[PATCH 02/10] ARM: tlb: don't perform inner-shareable invalidation for local TLB ops
Will Deacon
will.deacon at arm.com
Tue Jun 18 07:32:37 EDT 2013
On Thu, Jun 13, 2013 at 06:50:03PM +0100, Jonathan Austin wrote:
> Hi Will,
Hi Jonny,
> On 06/06/13 15:28, Will Deacon wrote:
> > Inner-shareable TLB invalidation is typically more expensive than local
> > (non-shareable) invalidation, so performing the broadcasting for
> > local_flush_tlb_* operations is a waste of cycles and needlessly
> > clobbers entries in the TLBs of other CPUs.
> >
> > This patch introduces __flush_tlb_* versions for many of the TLB
> > invalidation functions, which only respect inner-shareable variants of
> > the invalidation instructions. This allows us to modify the v7 SMP TLB
> > flags to include *both* inner-shareable and non-shareable operations and
> > then check the relevant flags depending on whether the operation is
> > local or not.
>
> I think this approach leaves us in trouble for some SMP_ON_UP cores as
> the IS versions of the instructions don't exist for them.
>
> Is there something that should be ensuring your new __flush_tlb*
> functions don't get called for SMP_ON_UP? If not it looks like we might
> need to do some runtime patching with the ALT_SMP/ALT_UP macros...

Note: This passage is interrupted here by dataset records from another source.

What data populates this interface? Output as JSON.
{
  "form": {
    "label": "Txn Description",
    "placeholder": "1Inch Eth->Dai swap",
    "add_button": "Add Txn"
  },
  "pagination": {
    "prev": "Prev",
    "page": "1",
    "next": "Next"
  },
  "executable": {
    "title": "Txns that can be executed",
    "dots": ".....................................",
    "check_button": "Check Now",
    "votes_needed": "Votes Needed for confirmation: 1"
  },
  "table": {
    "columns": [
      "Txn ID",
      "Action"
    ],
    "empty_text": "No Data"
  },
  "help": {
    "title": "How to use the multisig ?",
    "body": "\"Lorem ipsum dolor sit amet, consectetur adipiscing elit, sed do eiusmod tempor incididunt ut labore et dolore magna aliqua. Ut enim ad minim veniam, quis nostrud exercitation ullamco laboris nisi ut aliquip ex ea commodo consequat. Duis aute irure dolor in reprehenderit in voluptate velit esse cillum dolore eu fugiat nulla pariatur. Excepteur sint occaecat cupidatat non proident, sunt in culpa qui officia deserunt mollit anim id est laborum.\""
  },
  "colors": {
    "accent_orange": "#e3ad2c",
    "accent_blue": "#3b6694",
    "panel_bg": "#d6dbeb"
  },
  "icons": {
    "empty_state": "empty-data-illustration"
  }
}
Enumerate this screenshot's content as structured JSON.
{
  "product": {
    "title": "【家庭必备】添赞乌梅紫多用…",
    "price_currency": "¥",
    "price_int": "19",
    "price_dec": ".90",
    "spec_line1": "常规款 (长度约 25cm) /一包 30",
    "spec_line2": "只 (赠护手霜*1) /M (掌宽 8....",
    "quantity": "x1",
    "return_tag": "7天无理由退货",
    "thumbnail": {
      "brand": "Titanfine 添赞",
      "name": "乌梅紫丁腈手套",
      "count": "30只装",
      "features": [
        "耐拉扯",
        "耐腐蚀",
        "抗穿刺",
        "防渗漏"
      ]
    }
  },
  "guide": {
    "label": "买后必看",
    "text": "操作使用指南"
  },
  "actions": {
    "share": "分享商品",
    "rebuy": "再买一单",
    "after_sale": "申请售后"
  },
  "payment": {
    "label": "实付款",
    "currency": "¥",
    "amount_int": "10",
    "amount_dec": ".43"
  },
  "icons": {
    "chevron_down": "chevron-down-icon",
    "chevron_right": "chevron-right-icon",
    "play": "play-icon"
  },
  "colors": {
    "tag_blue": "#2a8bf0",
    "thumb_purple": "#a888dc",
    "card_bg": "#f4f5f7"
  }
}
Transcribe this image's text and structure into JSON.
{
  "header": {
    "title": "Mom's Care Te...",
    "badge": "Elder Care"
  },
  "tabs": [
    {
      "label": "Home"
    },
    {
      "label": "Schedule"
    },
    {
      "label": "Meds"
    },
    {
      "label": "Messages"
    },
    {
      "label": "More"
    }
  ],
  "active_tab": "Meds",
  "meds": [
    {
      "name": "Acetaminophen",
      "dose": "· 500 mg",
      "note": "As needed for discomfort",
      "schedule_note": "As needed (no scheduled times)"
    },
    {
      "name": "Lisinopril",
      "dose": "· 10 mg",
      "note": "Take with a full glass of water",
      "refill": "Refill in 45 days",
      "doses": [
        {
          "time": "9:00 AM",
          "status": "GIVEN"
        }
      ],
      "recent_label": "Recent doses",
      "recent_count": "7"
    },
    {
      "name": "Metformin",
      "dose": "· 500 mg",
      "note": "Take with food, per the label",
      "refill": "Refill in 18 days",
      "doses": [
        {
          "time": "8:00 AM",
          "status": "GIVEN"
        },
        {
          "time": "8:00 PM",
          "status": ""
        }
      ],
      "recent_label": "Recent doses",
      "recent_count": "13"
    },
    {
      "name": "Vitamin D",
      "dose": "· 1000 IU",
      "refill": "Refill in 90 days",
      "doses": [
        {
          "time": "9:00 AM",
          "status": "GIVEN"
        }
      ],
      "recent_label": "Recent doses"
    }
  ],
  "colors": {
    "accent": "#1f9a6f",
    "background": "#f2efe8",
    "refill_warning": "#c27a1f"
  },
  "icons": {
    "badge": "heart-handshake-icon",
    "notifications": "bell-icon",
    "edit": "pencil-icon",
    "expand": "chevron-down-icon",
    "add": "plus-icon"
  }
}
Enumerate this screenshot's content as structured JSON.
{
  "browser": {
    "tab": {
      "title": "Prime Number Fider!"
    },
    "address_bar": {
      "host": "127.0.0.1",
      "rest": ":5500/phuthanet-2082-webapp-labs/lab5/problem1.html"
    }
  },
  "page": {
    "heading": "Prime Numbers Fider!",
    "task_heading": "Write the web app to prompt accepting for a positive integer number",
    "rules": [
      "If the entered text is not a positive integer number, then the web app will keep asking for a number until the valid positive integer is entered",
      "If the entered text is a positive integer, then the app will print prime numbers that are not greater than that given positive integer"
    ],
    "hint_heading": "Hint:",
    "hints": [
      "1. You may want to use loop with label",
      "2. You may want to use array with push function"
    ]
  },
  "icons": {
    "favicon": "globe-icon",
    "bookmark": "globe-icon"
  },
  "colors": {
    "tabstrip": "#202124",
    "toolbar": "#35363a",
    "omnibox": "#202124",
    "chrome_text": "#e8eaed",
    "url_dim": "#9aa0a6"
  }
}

Well spotted. Actually, the best fix here is no honour the tlb flags we end
up with, since they get patched by the SMP_ON_UP code (which forces
indirection via MULTI_TLB). We should extract the `meat' of the local_ ops
into __local_ops, which can be inlined directly into the non-local variants
without introducing additional barriers around the invalidation operations.
> A follow on question is whether we still need to keep the *non* unified
> TLB maintenance operations (eg DTLBIALL, ITLBIALL). As far as I can see
> looking in to old TRMs, the last ARM CPU that didn't automatically treat
> those I/D ops to unified ones was ARM10, so not relevant here...
My reading of the 1136 TRM is that there are separate micro-tlbs and a
unified main tlb. I don't see any implication that an operation on the
unified tlb automatically applies to both micro-tlbs, but I've not checked
the rtl (the implication holds the other way around).